On the limitation about the water content in the frozen pellet: the water content in the formulation determines the concentration or dose of the enzyme in the pellet. Therefore, it would have been obvious to one of ordinary skill in the art before the effective filling date of the claimed invention to have optimized the concentration of enzyme through varying the amount of water so as to prepare a pellet with desirable dose of enzyme for use in milk. As such, the amount of water as recited is merely an obvious variant of the prior art.
Further, Richter-Friis teaches that in producing the cryogranules of protein/enzyme, the aqueous solutions comprising the protein/enzyme has at least 50% (v/v) water (page 3, line 12-15, 22 and 26).
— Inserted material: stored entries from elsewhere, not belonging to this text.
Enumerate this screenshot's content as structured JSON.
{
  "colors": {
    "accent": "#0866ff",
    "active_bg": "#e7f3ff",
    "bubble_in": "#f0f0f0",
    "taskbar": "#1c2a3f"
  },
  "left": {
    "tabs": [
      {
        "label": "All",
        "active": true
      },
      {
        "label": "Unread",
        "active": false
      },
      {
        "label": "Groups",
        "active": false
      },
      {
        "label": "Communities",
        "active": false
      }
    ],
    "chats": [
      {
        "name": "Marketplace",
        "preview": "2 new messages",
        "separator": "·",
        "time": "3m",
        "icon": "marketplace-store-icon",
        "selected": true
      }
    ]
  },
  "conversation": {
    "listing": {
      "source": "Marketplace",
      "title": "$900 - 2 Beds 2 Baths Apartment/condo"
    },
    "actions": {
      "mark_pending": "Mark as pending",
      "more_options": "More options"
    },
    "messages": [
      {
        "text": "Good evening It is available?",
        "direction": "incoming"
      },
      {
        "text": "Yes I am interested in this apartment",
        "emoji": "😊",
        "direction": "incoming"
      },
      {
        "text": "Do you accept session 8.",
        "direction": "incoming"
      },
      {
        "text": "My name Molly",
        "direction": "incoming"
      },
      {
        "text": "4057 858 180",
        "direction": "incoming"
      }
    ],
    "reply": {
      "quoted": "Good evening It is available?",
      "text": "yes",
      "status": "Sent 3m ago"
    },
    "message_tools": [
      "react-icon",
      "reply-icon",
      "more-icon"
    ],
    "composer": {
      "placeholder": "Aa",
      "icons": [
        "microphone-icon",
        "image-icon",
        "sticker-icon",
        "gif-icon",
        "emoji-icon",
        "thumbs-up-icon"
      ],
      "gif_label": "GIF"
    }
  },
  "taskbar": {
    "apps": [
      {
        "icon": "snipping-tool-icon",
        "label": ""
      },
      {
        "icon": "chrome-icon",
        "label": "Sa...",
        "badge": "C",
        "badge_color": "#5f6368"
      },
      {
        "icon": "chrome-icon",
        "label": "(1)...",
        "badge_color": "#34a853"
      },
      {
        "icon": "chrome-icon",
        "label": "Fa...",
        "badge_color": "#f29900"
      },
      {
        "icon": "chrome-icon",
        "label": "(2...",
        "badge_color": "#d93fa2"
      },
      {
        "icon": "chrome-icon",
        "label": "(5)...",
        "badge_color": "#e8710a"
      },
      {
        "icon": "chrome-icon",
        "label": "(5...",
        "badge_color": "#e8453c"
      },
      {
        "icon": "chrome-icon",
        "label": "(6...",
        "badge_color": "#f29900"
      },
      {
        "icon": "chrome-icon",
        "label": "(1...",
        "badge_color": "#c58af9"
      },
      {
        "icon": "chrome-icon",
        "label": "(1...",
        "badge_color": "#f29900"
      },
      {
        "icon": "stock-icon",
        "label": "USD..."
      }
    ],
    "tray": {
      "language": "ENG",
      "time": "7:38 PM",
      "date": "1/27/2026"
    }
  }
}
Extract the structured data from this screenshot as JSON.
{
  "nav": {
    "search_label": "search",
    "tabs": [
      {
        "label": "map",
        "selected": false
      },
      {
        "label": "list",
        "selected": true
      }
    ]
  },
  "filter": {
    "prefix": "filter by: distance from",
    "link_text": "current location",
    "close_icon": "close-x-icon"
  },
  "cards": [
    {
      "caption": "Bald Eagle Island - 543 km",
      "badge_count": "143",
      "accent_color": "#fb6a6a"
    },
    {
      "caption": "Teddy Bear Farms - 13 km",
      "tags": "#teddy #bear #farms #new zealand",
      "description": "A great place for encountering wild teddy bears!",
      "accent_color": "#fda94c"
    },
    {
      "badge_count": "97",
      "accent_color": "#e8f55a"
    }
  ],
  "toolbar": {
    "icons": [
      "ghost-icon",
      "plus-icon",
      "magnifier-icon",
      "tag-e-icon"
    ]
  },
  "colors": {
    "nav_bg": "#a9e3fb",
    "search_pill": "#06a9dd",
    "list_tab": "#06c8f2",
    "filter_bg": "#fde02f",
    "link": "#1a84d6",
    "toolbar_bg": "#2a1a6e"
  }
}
It would have been obvious to one of ordinary skill in the art before the effective filling date of the claimed invention to have modified Wei by making an aqueous solution that has at least 50% (v/v) water with reasonable expectation of success, for the reason that prior art has established that an aqueous protein/enzyme solutions that comprises at least 50% (v/v) water is suitable for making frozen pellets /beads /cryogranules. Aqueous solution containing at least 50% (v/v) water is interpreted to read on the limitation that water content is at least 20% (w/w).
Wei in view of Parr, Richter-Friis and Sugio teaches a lactase enzyme formulation for treating milk but is silent regarding that the enzyme formulation is a ultra-filtrate from fermentation broth, or is produced by a microorganism, wherein the microorganism or any organism is present in an amount of less than 5x 104 CFU per gram of frozen enzyme formulation.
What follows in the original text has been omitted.